Farmers ‘critically short’ of seasonal help

According to new research by the National Farmers Union (NFU), the number of seasonal workers coming to work on British farms has plummeted by 17 per cent, leaving farms ‘critically short’ of people to harvest fruit and vegetables.

The decline in people coming to the UK is being blamed on Brexit, with the vote to leave the EU being seen as “xenophobic” and “racist” by workers from overseas, according to separate research by a major agricultural recruitment firm.

UK producers require around 80,000 seasonal workers to pick the fruit and vegetable harvest, and the vast majority come from Eastern Europe. In fact, only 14 of the 13,400 workers recruited between January and May this year were British, according to the NFU.

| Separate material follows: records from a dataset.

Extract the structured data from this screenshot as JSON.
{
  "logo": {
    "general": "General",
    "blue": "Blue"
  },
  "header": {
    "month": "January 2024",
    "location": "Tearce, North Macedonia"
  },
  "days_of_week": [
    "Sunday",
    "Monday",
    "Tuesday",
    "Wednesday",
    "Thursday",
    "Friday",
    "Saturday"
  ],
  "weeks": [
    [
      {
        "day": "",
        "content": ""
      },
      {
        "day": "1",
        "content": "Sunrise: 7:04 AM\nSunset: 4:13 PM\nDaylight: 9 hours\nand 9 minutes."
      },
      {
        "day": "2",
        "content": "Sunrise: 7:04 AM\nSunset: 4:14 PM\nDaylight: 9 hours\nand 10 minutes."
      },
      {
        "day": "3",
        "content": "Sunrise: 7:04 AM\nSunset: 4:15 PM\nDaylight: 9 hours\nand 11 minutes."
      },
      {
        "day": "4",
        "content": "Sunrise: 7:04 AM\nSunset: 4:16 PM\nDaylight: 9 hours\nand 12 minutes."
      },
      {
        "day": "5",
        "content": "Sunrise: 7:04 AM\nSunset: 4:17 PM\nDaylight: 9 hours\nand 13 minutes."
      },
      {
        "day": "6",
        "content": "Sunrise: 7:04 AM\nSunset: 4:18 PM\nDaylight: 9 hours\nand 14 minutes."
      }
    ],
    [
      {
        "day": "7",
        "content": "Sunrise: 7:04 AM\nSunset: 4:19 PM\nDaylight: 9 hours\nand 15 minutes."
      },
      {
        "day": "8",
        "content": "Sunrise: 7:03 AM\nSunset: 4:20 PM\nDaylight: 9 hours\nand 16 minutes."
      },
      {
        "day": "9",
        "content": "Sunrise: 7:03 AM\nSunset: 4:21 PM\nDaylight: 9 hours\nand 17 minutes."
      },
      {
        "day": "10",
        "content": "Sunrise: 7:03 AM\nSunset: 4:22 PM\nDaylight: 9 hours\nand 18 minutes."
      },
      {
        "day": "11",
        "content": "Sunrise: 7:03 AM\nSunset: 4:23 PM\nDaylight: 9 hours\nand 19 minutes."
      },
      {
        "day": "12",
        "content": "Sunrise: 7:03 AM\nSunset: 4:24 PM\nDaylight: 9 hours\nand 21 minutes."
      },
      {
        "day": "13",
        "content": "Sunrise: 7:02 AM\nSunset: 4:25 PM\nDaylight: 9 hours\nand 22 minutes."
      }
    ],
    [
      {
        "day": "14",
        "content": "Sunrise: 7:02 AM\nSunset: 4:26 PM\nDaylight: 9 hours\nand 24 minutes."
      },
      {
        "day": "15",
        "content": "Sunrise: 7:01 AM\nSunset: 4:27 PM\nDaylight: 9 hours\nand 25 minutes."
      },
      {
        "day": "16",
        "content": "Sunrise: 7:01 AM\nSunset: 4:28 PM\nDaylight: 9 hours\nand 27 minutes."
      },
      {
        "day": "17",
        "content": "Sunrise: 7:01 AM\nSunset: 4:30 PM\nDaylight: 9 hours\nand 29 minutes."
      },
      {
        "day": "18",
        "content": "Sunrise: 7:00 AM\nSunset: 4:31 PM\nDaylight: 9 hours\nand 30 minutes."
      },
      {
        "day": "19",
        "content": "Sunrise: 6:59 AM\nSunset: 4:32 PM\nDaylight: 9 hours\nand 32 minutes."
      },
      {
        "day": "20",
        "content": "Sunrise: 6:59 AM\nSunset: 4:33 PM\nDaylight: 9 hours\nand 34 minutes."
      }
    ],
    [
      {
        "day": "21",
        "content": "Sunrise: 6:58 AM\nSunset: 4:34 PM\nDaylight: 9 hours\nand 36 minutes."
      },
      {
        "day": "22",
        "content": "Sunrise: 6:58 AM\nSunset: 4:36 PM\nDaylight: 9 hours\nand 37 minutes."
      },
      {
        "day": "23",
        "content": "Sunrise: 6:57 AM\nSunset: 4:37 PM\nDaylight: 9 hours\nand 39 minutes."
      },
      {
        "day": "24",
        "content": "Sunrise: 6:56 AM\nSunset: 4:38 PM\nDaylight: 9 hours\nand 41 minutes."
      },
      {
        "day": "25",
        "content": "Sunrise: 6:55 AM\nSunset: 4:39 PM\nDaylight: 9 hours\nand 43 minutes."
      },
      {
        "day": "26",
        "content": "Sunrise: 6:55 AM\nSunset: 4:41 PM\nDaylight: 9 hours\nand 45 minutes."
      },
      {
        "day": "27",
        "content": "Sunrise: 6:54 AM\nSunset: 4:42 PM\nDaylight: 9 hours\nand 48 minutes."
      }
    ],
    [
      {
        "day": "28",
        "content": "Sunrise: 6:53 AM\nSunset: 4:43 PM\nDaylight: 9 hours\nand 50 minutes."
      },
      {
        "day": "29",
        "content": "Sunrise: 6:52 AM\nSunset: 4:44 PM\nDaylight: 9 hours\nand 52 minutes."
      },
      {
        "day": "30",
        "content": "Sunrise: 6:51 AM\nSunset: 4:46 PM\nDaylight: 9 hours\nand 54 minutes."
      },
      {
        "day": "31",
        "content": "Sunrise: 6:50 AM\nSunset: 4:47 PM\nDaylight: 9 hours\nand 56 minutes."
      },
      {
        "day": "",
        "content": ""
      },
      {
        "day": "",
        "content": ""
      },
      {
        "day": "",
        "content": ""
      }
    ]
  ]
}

When a similar survey was conducted by the NFU at the same time last year, the shortfall was only 4 per cent. Meanwhile, this year’s survey found that the proportion of overseas workers choosing to return to the UK has fallen from two-thirds to one-third since January, meaning that valuable experience is being lost.

The immediate implication of a lack of experienced pickers will be that there are crops left in the fields and potentially a shortage of fruit and vegetables for sale, which could even have an impact on the strawberries traditionally served at Wimbledon.

Meanwhile, for those who have already picked their crops, finding sufficient workers was very difficult, with almost 80 per cent of growers saying that recruitment this year had been the hardest for years.

The NFU is therefore calling on the Government for reassurance that farmers will be able to source a reliable and competent workforce both now and in the future, as without this, the trend is likely to continue and will “hit hard”.